À la proustienne question : Quel livre emporteriez-vous sur une île déserte ?, ma réponse est toujours la même : « Un dictionnaire. »
En l’occurrence, Le Dictionnaire des littératures policières de Claude Mesplède, ou, comme dit François Guérif : Le Mesplède.
La couverture le précise bien : Sous la direction de Claude Mesplède, mais cet homme se dirigeant dans la même direction depuis qu’il sait lire, les quelque 120 collaborateurs qui, au fil des années, l’ont suivi pour rédiger les quelque 3 000 fiches de cette aventure, ont bel et bien embarqué dans Le Mesplède, comme d’autres sur les caravelles de Colomb.

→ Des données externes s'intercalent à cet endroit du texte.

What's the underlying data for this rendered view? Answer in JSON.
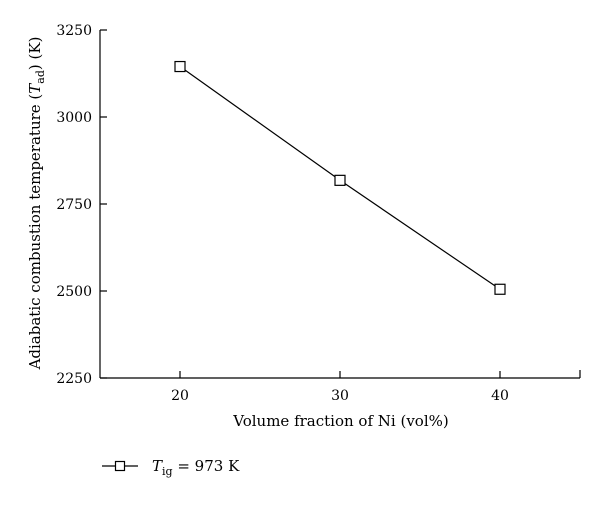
{
  "chart_data": {
    "type": "line",
    "xlabel": "Volume fraction of Ni (vol%)",
    "ylabel": {
      "prefix": "Adiabatic combustion temperature (",
      "symbol": "T",
      "subscript": "ad",
      "suffix": ") (K)"
    },
    "xlim": [
      15,
      45
    ],
    "ylim": [
      2250,
      3250
    ],
    "xticks": [
      20,
      30,
      40
    ],
    "yticks": [
      2250,
      2500,
      2750,
      3000,
      3250
    ],
    "series": [
      {
        "legend": {
          "symbol": "T",
          "subscript": "ig",
          "suffix": " = 973 K"
        },
        "marker": "square-open",
        "color": "#000000",
        "x": [
          20,
          30,
          40
        ],
        "y": [
          3145,
          2818,
          2505
        ]
      }
    ],
    "grid": false,
    "legend_position": "bottom-left"
  }
}
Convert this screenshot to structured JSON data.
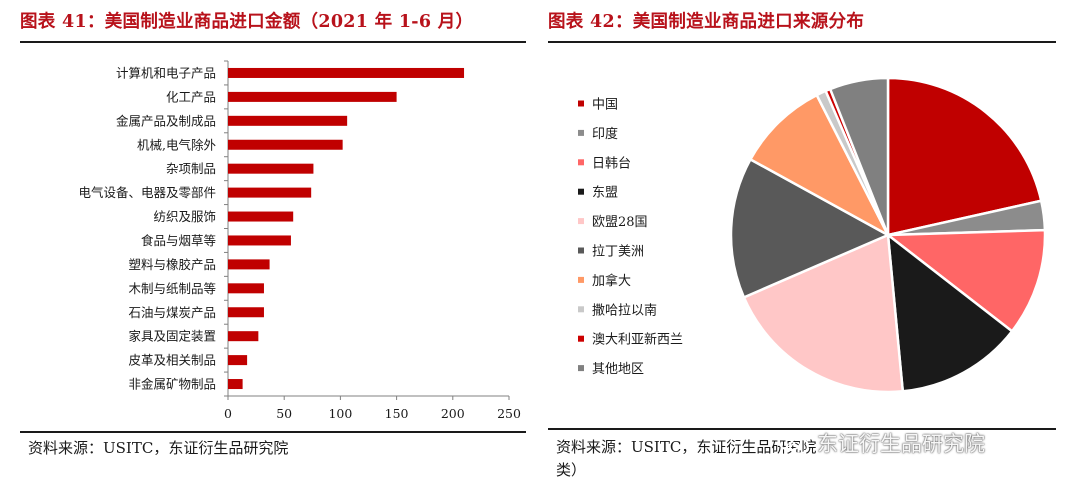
{
  "left": {
    "title": "图表 41：美国制造业商品进口金额（2021 年 1-6 月）",
    "source": "资料来源：USITC，东证衍生品研究院"
  },
  "right": {
    "title": "图表 42：美国制造业商品进口来源分布",
    "source": "资料来源：USITC，东证衍生品研究院",
    "source_wrap": "类）"
  },
  "watermark": {
    "text": "东证衍生品研究院",
    "icon": "wechat-icon"
  },
  "chart_data": [
    {
      "type": "bar",
      "orientation": "horizontal",
      "categories": [
        "计算机和电子产品",
        "化工产品",
        "金属产品及制成品",
        "机械,电气除外",
        "杂项制品",
        "电气设备、电器及零部件",
        "纺织及服饰",
        "食品与烟草等",
        "塑料与橡胶产品",
        "木制与纸制品等",
        "石油与煤炭产品",
        "家具及固定装置",
        "皮革及相关制品",
        "非金属矿物制品"
      ],
      "values": [
        210,
        150,
        106,
        102,
        76,
        74,
        58,
        56,
        37,
        32,
        32,
        27,
        17,
        13
      ],
      "xlim": [
        0,
        250
      ],
      "xticks": [
        0,
        50,
        100,
        150,
        200,
        250
      ],
      "bar_color": "#c00000",
      "grid": false
    },
    {
      "type": "pie",
      "labels": [
        "中国",
        "印度",
        "日韩台",
        "东盟",
        "欧盟28国",
        "拉丁美洲",
        "加拿大",
        "撒哈拉以南",
        "澳大利亚新西兰",
        "其他地区"
      ],
      "values": [
        21.5,
        3.0,
        11.0,
        13.0,
        20.0,
        14.5,
        9.5,
        1.0,
        0.5,
        6.0
      ],
      "colors": [
        "#c00000",
        "#8c8c8c",
        "#ff6666",
        "#1a1a1a",
        "#ffc7c7",
        "#595959",
        "#ff9966",
        "#c9c9c9",
        "#cc0000",
        "#808080"
      ],
      "legend_position": "left"
    }
  ]
}
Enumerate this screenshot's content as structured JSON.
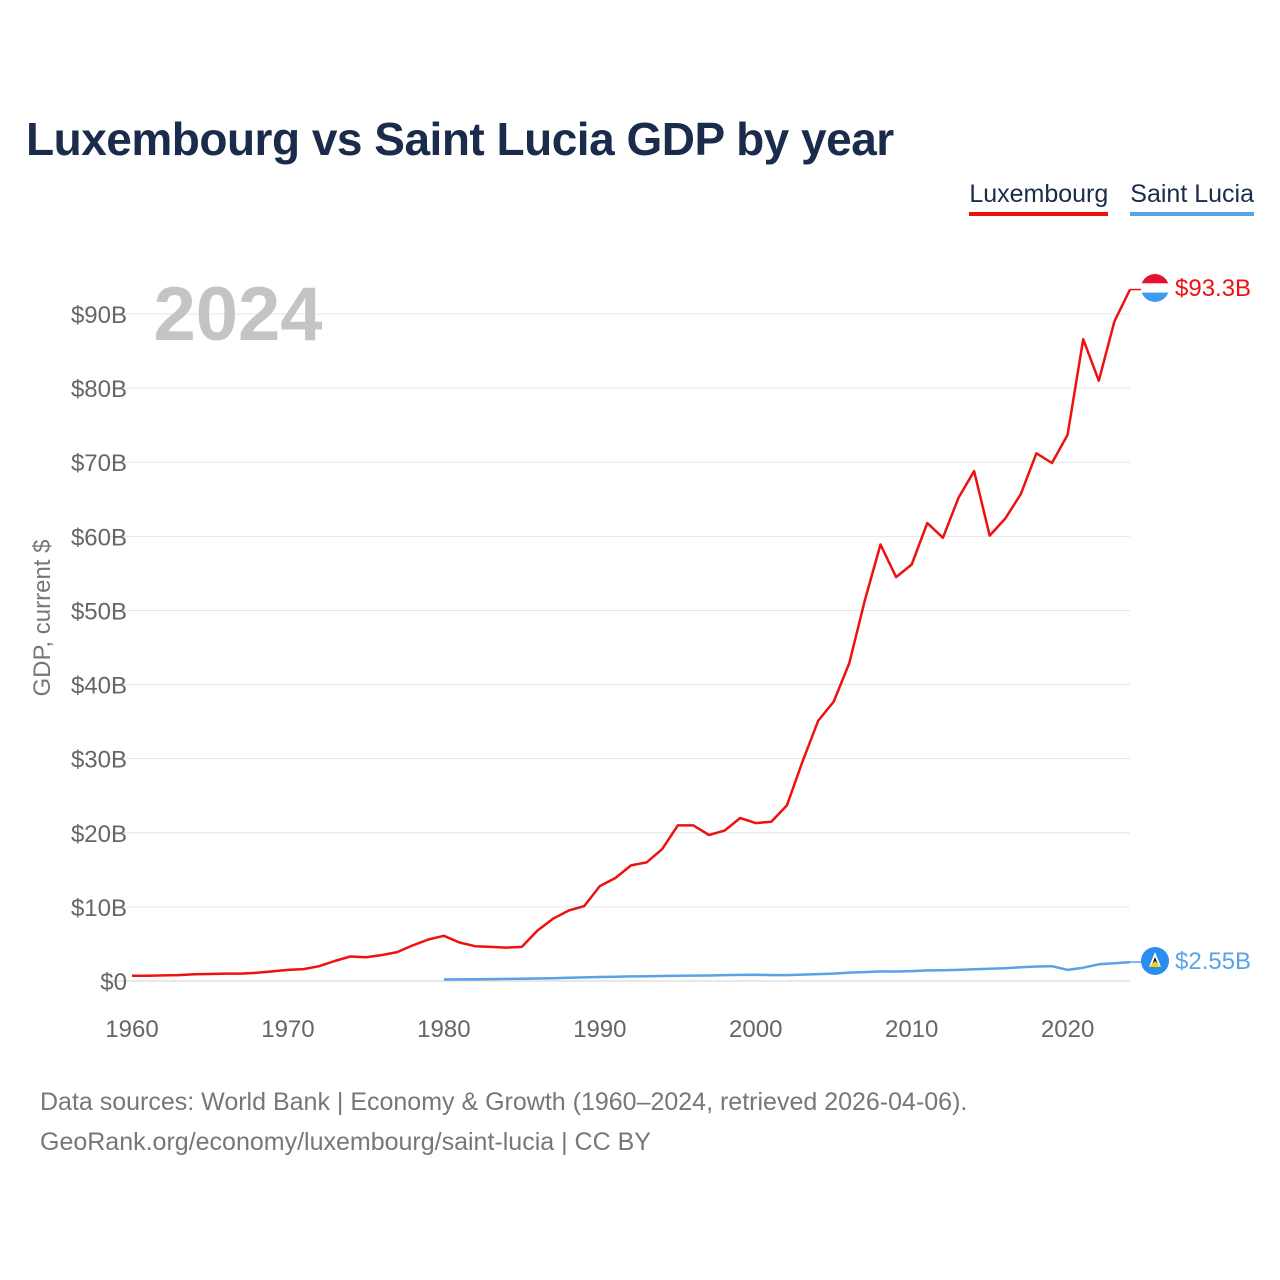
{
  "title": "Luxembourg vs Saint Lucia GDP by year",
  "year_label": "2024",
  "footer": {
    "line1": "Data sources: World Bank | Economy & Growth (1960–2024, retrieved 2026-04-06).",
    "line2": "GeoRank.org/economy/luxembourg/saint-lucia | CC BY"
  },
  "chart_data": {
    "type": "line",
    "title": "Luxembourg vs Saint Lucia GDP by year",
    "xlabel": "",
    "ylabel": "GDP, current $",
    "xlim": [
      1960,
      2024
    ],
    "ylim": [
      0,
      90
    ],
    "y_unit": "billion US$",
    "x_ticks": [
      1960,
      1970,
      1980,
      1990,
      2000,
      2010,
      2020
    ],
    "y_ticks": [
      0,
      10,
      20,
      30,
      40,
      50,
      60,
      70,
      80,
      90
    ],
    "y_tick_labels": [
      "$0",
      "$10B",
      "$20B",
      "$30B",
      "$40B",
      "$50B",
      "$60B",
      "$70B",
      "$80B",
      "$90B"
    ],
    "grid": true,
    "legend_position": "top-right",
    "series": [
      {
        "name": "Luxembourg",
        "color": "#ee1111",
        "end_label": "$93.3B",
        "x": [
          1960,
          1961,
          1962,
          1963,
          1964,
          1965,
          1966,
          1967,
          1968,
          1969,
          1970,
          1971,
          1972,
          1973,
          1974,
          1975,
          1976,
          1977,
          1978,
          1979,
          1980,
          1981,
          1982,
          1983,
          1984,
          1985,
          1986,
          1987,
          1988,
          1989,
          1990,
          1991,
          1992,
          1993,
          1994,
          1995,
          1996,
          1997,
          1998,
          1999,
          2000,
          2001,
          2002,
          2003,
          2004,
          2005,
          2006,
          2007,
          2008,
          2009,
          2010,
          2011,
          2012,
          2013,
          2014,
          2015,
          2016,
          2017,
          2018,
          2019,
          2020,
          2021,
          2022,
          2023,
          2024
        ],
        "values": [
          0.7,
          0.7,
          0.75,
          0.8,
          0.9,
          0.95,
          1.0,
          1.0,
          1.1,
          1.3,
          1.5,
          1.6,
          2.0,
          2.7,
          3.3,
          3.2,
          3.5,
          3.9,
          4.8,
          5.6,
          6.1,
          5.2,
          4.7,
          4.6,
          4.5,
          4.6,
          6.8,
          8.4,
          9.5,
          10.1,
          12.8,
          13.9,
          15.6,
          16.0,
          17.8,
          21.0,
          21.0,
          19.7,
          20.3,
          22.0,
          21.3,
          21.5,
          23.7,
          29.6,
          35.1,
          37.7,
          42.9,
          51.4,
          58.9,
          54.5,
          56.2,
          61.8,
          59.8,
          65.2,
          68.8,
          60.1,
          62.4,
          65.7,
          71.2,
          69.9,
          73.7,
          86.6,
          81.0,
          89.0,
          93.3
        ]
      },
      {
        "name": "Saint Lucia",
        "color": "#5aa2e6",
        "end_label": "$2.55B",
        "x": [
          1980,
          1981,
          1982,
          1983,
          1984,
          1985,
          1986,
          1987,
          1988,
          1989,
          1990,
          1991,
          1992,
          1993,
          1994,
          1995,
          1996,
          1997,
          1998,
          1999,
          2000,
          2001,
          2002,
          2003,
          2004,
          2005,
          2006,
          2007,
          2008,
          2009,
          2010,
          2011,
          2012,
          2013,
          2014,
          2015,
          2016,
          2017,
          2018,
          2019,
          2020,
          2021,
          2022,
          2023,
          2024
        ],
        "values": [
          0.2,
          0.22,
          0.23,
          0.25,
          0.28,
          0.3,
          0.34,
          0.38,
          0.43,
          0.48,
          0.54,
          0.58,
          0.62,
          0.64,
          0.67,
          0.71,
          0.73,
          0.74,
          0.79,
          0.82,
          0.84,
          0.8,
          0.8,
          0.87,
          0.93,
          1.0,
          1.13,
          1.2,
          1.3,
          1.28,
          1.33,
          1.43,
          1.45,
          1.5,
          1.58,
          1.65,
          1.73,
          1.85,
          1.95,
          2.0,
          1.5,
          1.8,
          2.25,
          2.4,
          2.55
        ]
      }
    ]
  }
}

Il s’agissait ici d’explorer les mers et les continents des littératures policières. De toutes les littératures policières. Du roman à énigme au roman noir, en passant par le suspens psychologique, le thriller ou le roman de procédure, les définitions sont nombreuses et les auteurs innombrables. N’en déplaise aux amateurs d’académies, ils trouveront dans ce dictionnaire des noms aussi disparates que Marcel Aymé, Raymond Chandler, Agatha Christie, Jerome Charyn, Peter Cheyney, Sir Arthur Conan Doyle, Flannery O’Connor, Dostoïevski, Dumas, Hoffman, Manchette, Stevenson, Donald Westlake ou Émile Zola. C’est que le fil suivi par Mesplède et sa bande conduit à découvrir des romans policiers (le crime,
l’assassin, la victime, la société et l’enquête) jusque chez des auteurs réputés les plus littérairement recommandables.
Si les littératures policières décrivent le monde et l’individu tels qu’ils ne vont pas, Le Mesplède, lui, décrit le monde des littératures policières tel qu’il va et où qu’il aille. Ce ne sont pas seulement des auteurs, des titres, des personnages, ou des thèmes qui sont répertoriés ici, mais tout ce qui constitue la vie même autour de ces romans et de ces nouvelles : leurs collections, leurs séries, leurs maisons d’édition, leurs librairies, leurs fanzines, leurs historiens, leurs dessinateurs, leurs films, leurs festivals, leurs prix locaux et internationaux… Un continent exploré dans ses moindres recoins par un homme qui, suscitant des amitiés partout où il se trouve, a des informateurs aux quatre coins de la planète.
Qui connaît l’Américaine Rebecca Pawel ou le Mexicain Rafael Ramírez Heredia ? Ils sont peu traduits chez nous et peu connus chez eux. La présence de ces romanciers dans Le Mesplède en est une des qualités les plus subtiles : elle dit la richesse de la littérature et garantit la promesse d’une exploration infinie.
Oui, c’est bien Le Mesplède que j’emporterais sur une île déserte ; ce dictionnaire si minutieusement achevé est un roman sans fin.